The Job resumes and succeeds.

For comparison, if the Pod failure policy was disabled the Pod disruption would result in terminating the entire Job (as the .spec.backoffLimit is set to 0).

Cleaning up

Delete the Job you created:

kubectl delete jobs/job-pod-failure-policy-ignore

The cluster automatically cleans up the Pods.

Using Pod failure policy to avoid unnecessary Pod retries based on custom Pod Conditions

With the following example, you can learn how to use Pod failure policy to avoid unnecessary Pod restarts based on custom Pod Conditions.
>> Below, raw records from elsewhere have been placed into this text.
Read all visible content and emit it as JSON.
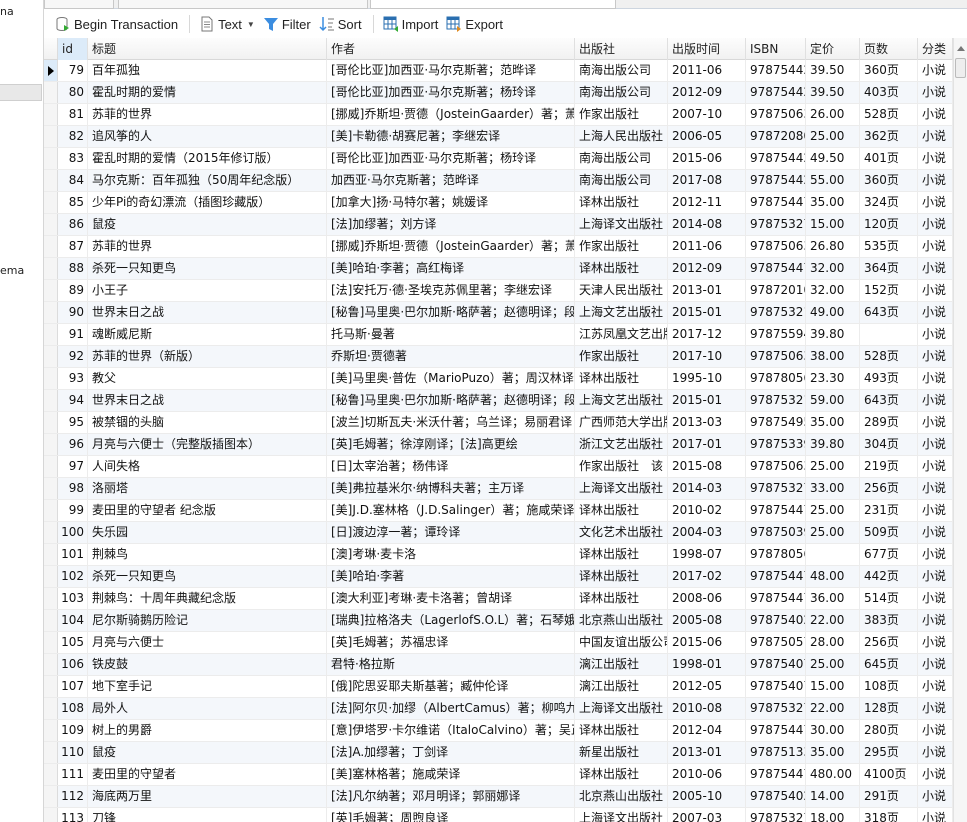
{
  "sidebar": {
    "items": [
      "na",
      "ema"
    ]
  },
  "toolbar": {
    "begin_transaction": "Begin Transaction",
    "text": "Text",
    "filter": "Filter",
    "sort": "Sort",
    "import": "Import",
    "export": "Export"
  },
  "table": {
    "columns": [
      "id",
      "标题",
      "作者",
      "出版社",
      "出版时间",
      "ISBN",
      "定价",
      "页数",
      "分类"
    ],
    "current_row_id": 79,
    "rows": [
      [
        "79",
        "百年孤独",
        "[哥伦比亚]加西亚·马尔克斯著；范晔译",
        "南海出版公司",
        "2011-06",
        "97875442",
        "39.50",
        "360页",
        "小说"
      ],
      [
        "80",
        "霍乱时期的爱情",
        "[哥伦比亚]加西亚·马尔克斯著；杨玲译",
        "南海出版公司",
        "2012-09",
        "97875442",
        "39.50",
        "403页",
        "小说"
      ],
      [
        "81",
        "苏菲的世界",
        "[挪威]乔斯坦·贾德（JosteinGaarder）著；萧",
        "作家出版社",
        "2007-10",
        "97875063",
        "26.00",
        "528页",
        "小说"
      ],
      [
        "82",
        "追风筝的人",
        "[美]卡勒德·胡赛尼著；李继宏译",
        "上海人民出版社",
        "2006-05",
        "97872080",
        "25.00",
        "362页",
        "小说"
      ],
      [
        "83",
        "霍乱时期的爱情（2015年修订版）",
        "[哥伦比亚]加西亚·马尔克斯著；杨玲译",
        "南海出版公司",
        "2015-06",
        "97875442",
        "49.50",
        "401页",
        "小说"
      ],
      [
        "84",
        "马尔克斯：百年孤独（50周年纪念版）",
        "加西亚·马尔克斯著；范晔译",
        "南海出版公司",
        "2017-08",
        "97875442",
        "55.00",
        "360页",
        "小说"
      ],
      [
        "85",
        "少年Pi的奇幻漂流（插图珍藏版）",
        "[加拿大]扬·马特尔著；姚媛译",
        "译林出版社",
        "2012-11",
        "97875447",
        "35.00",
        "324页",
        "小说"
      ],
      [
        "86",
        "鼠疫",
        "[法]加缪著；刘方译",
        "上海译文出版社",
        "2014-08",
        "97875327",
        "15.00",
        "120页",
        "小说"
      ],
      [
        "87",
        "苏菲的世界",
        "[挪威]乔斯坦·贾德（JosteinGaarder）著；萧",
        "作家出版社",
        "2011-06",
        "97875063",
        "26.80",
        "535页",
        "小说"
      ],
      [
        "88",
        "杀死一只知更鸟",
        "[美]哈珀·李著；高红梅译",
        "译林出版社",
        "2012-09",
        "97875447",
        "32.00",
        "364页",
        "小说"
      ],
      [
        "89",
        "小王子",
        "[法]安托万·德·圣埃克苏佩里著；李继宏译",
        "天津人民出版社",
        "2013-01",
        "97872010",
        "32.00",
        "152页",
        "小说"
      ],
      [
        "90",
        "世界末日之战",
        "[秘鲁]马里奥·巴尔加斯·略萨著；赵德明译；段",
        "上海文艺出版社",
        "2015-01",
        "97875321",
        "49.00",
        "643页",
        "小说"
      ],
      [
        "91",
        "魂断威尼斯",
        "托马斯·曼著",
        "江苏凤凰文艺出版",
        "2017-12",
        "97875594",
        "39.80",
        "",
        "小说"
      ],
      [
        "92",
        "苏菲的世界（新版）",
        "乔斯坦·贾德著",
        "作家出版社",
        "2017-10",
        "97875063",
        "38.00",
        "528页",
        "小说"
      ],
      [
        "93",
        "教父",
        "[美]马里奥·普佐（MarioPuzo）著；周汉林译",
        "译林出版社",
        "1995-10",
        "97878056",
        "23.30",
        "493页",
        "小说"
      ],
      [
        "94",
        "世界末日之战",
        "[秘鲁]马里奥·巴尔加斯·略萨著；赵德明译；段",
        "上海文艺出版社",
        "2015-01",
        "97875321",
        "59.00",
        "643页",
        "小说"
      ],
      [
        "95",
        "被禁锢的头脑",
        "[波兰]切斯瓦夫·米沃什著；乌兰译；易丽君译",
        "广西师范大学出版",
        "2013-03",
        "97875495",
        "35.00",
        "289页",
        "小说"
      ],
      [
        "96",
        "月亮与六便士（完整版插图本）",
        "[英]毛姆著；徐淳刚译；[法]高更绘",
        "浙江文艺出版社",
        "2017-01",
        "97875339",
        "39.80",
        "304页",
        "小说"
      ],
      [
        "97",
        "人间失格",
        "[日]太宰治著；杨伟译",
        "作家出版社　该",
        "2015-08",
        "97875063",
        "25.00",
        "219页",
        "小说"
      ],
      [
        "98",
        "洛丽塔",
        "[美]弗拉基米尔·纳博科夫著；主万译",
        "上海译文出版社",
        "2014-03",
        "97875327",
        "33.00",
        "256页",
        "小说"
      ],
      [
        "99",
        "麦田里的守望者 纪念版",
        "[美]J.D.塞林格（J.D.Salinger）著；施咸荣译",
        "译林出版社",
        "2010-02",
        "97875447",
        "25.00",
        "231页",
        "小说"
      ],
      [
        "100",
        "失乐园",
        "[日]渡边淳一著；谭玲译",
        "文化艺术出版社",
        "2004-03",
        "97875039",
        "25.00",
        "509页",
        "小说"
      ],
      [
        "101",
        "荆棘鸟",
        "[澳]考琳·麦卡洛",
        "译林出版社",
        "1998-07",
        "97878056",
        "",
        "677页",
        "小说"
      ],
      [
        "102",
        "杀死一只知更鸟",
        "[美]哈珀·李著",
        "译林出版社",
        "2017-02",
        "97875447",
        "48.00",
        "442页",
        "小说"
      ],
      [
        "103",
        "荆棘鸟：十周年典藏纪念版",
        "[澳大利亚]考琳·麦卡洛著；曾胡译",
        "译林出版社",
        "2008-06",
        "97875447",
        "36.00",
        "514页",
        "小说"
      ],
      [
        "104",
        "尼尔斯骑鹅历险记",
        "[瑞典]拉格洛夫（LagerlofS.O.L）著；石琴娥",
        "北京燕山出版社",
        "2005-08",
        "97875402",
        "22.00",
        "383页",
        "小说"
      ],
      [
        "105",
        "月亮与六便士",
        "[英]毛姆著；苏福忠译",
        "中国友谊出版公司",
        "2015-06",
        "97875057",
        "28.00",
        "256页",
        "小说"
      ],
      [
        "106",
        "铁皮鼓",
        "君特·格拉斯",
        "漓江出版社",
        "1998-01",
        "97875407",
        "25.00",
        "645页",
        "小说"
      ],
      [
        "107",
        "地下室手记",
        "[俄]陀思妥耶夫斯基著；臧仲伦译",
        "漓江出版社",
        "2012-05",
        "97875407",
        "15.00",
        "108页",
        "小说"
      ],
      [
        "108",
        "局外人",
        "[法]阿尔贝·加缪（AlbertCamus）著；柳鸣九",
        "上海译文出版社",
        "2010-08",
        "97875327",
        "22.00",
        "128页",
        "小说"
      ],
      [
        "109",
        "树上的男爵",
        "[意]伊塔罗·卡尔维诺（ItaloCalvino）著；吴正",
        "译林出版社",
        "2012-04",
        "97875447",
        "30.00",
        "280页",
        "小说"
      ],
      [
        "110",
        "鼠疫",
        "[法]A.加缪著；丁剑译",
        "新星出版社",
        "2013-01",
        "97875133",
        "35.00",
        "295页",
        "小说"
      ],
      [
        "111",
        "麦田里的守望者",
        "[美]塞林格著；施咸荣译",
        "译林出版社",
        "2010-06",
        "97875447",
        "480.00",
        "4100页",
        "小说"
      ],
      [
        "112",
        "海底两万里",
        "[法]凡尔纳著；邓月明译；郭丽娜译",
        "北京燕山出版社",
        "2005-10",
        "97875402",
        "14.00",
        "291页",
        "小说"
      ],
      [
        "113",
        "刀锋",
        "[英]毛姆著；周煦良译",
        "上海译文出版社",
        "2007-03",
        "97875327",
        "18.00",
        "318页",
        "小说"
      ]
    ]
  }
}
  1. First, create a Job based on the config:

    apiVersion: batch/v1
    kind: Job
    metadata:
      name: job-pod-failure-policy-config-issue
    spec:
      completions: 8
      parallelism: 2
      template:
        spec:
          restartPolicy: Never
          containers:
          - name: main
            image: "non-existing-repo/non-existing-image:example"
      backoffLimit: 6
      podFailurePolicy:
        rules:
        - action: FailJob
          onPodConditions:
          - type: ConfigIssue
    

    by running:

    kubectl create -f job-pod-failure-policy-config-issue.yaml
    

    Note that, the image is misconfigured, as it does not exist.
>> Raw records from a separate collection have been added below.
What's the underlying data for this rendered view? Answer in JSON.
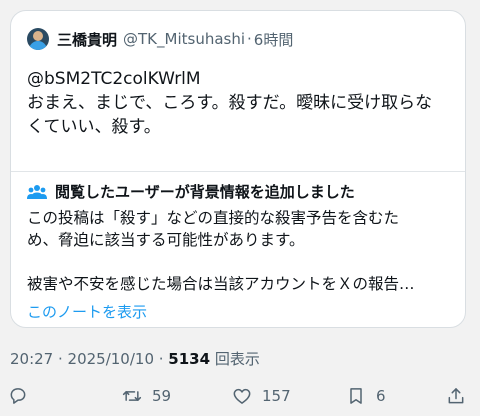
{
  "tweet": {
    "author_name": "三橋貴明",
    "author_handle": "@TK_Mitsuhashi",
    "separator": "·",
    "relative_time": "6時間",
    "body_lines": [
      "@bSM2TC2colKWrlM",
      "おまえ、まじで、ころす。殺すだ。曖昧に受け取らな",
      "くていい、殺す。"
    ]
  },
  "community_note": {
    "title": "閲覧したユーザーが背景情報を追加しました",
    "lines": [
      "この投稿は「殺す」などの直接的な殺害予告を含むた",
      "め、脅迫に該当する可能性があります。",
      "被害や不安を感じた場合は当該アカウントをＸの報告…"
    ],
    "show_note_link": "このノートを表示"
  },
  "meta": {
    "timestamp": "20:27 · 2025/10/10 · ",
    "views_count": "5134",
    "views_label": " 回表示"
  },
  "actions": {
    "reply_count": "",
    "retweet_count": "59",
    "like_count": "157",
    "bookmark_count": "6"
  },
  "colors": {
    "link": "#1d9bf0",
    "secondary_text": "#536471",
    "primary_text": "#0f1419"
  },
  "icons": [
    "avatar",
    "people-icon",
    "reply-icon",
    "retweet-icon",
    "like-icon",
    "bookmark-icon",
    "share-icon"
  ]
}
  2. Inspect the status of the job's Pods by running:

    kubectl get pods -l job-name=job-pod-failure-policy-config-issue -o yaml
    

    You will see output similar to this:

    containerStatuses:
    - image: non-existing-repo/non-existing-image:example
       ...
       state:
       waiting:
          message: Back-off pulling image "non-existing-repo/non-existing-image:example"
          reason: ImagePullBackOff
          ...
    phase: Pending
    

    Note that the pod remains in the Pending phase as it fails to pull the misconfigured image. This, in principle, could be a transient issue and the image could get pulled. However, in this case, the image does not exist so we indicate this fact by a custom condition.

  3. Add the custom condition. First prepare the patch by running:

    cat <<EOF > patch.yaml
    status:
      conditions:
      - type: ConfigIssue
        status: "True"
        reason: "NonExistingImage"
        lastTransitionTime: "$(date -u +"%Y-%m-%dT%H:%M:%SZ")"
    EOF
    

    Second, select one of the pods created by the job by running:

    podName=$(kubectl get pods -l job-name=job-pod-failure-policy-config-issue -o jsonpath='{.items[0].metadata.name}')
    

    Then, apply the patch on one of the pods by running the following command:

    kubectl patch pod $podName --subresource=status --patch-file=patch.yaml
    

    If applied successfully, you will get a notification like this:

    pod/job-pod-failure-policy-config-issue-k6pvp patched
    
  4. Delete the pod to transition it to Failed phase, by running the command:

    kubectl delete pods/$podName
    
  5. Inspect the status of the Job by running:

    kubectl get jobs -l job-name=job-pod-failure-policy-config-issue -o yaml
    

    In the Job status, see a job Failed condition with the field reason equal PodFailurePolicy. Additionally, the message field contains a more detailed information about the Job termination, such as: Pod default/job-pod-failure-policy-config-issue-k6pvp has condition ConfigIssue matching FailJob rule at index 0.

Cleaning up

Delete the Job you created:

kubectl delete jobs/job-pod-failure-policy-config-issue

The cluster automatically cleans up the Pods.

Alternatives

You could rely solely on the Pod backoff failure policy, by specifying the Job's .spec.backoffLimit field. However, in many situations it is problematic to find a balance between setting a low value for .spec.backoffLimit to avoid unnecessary Pod retries, yet high enough to make sure the Job would not be terminated by Pod disruptions.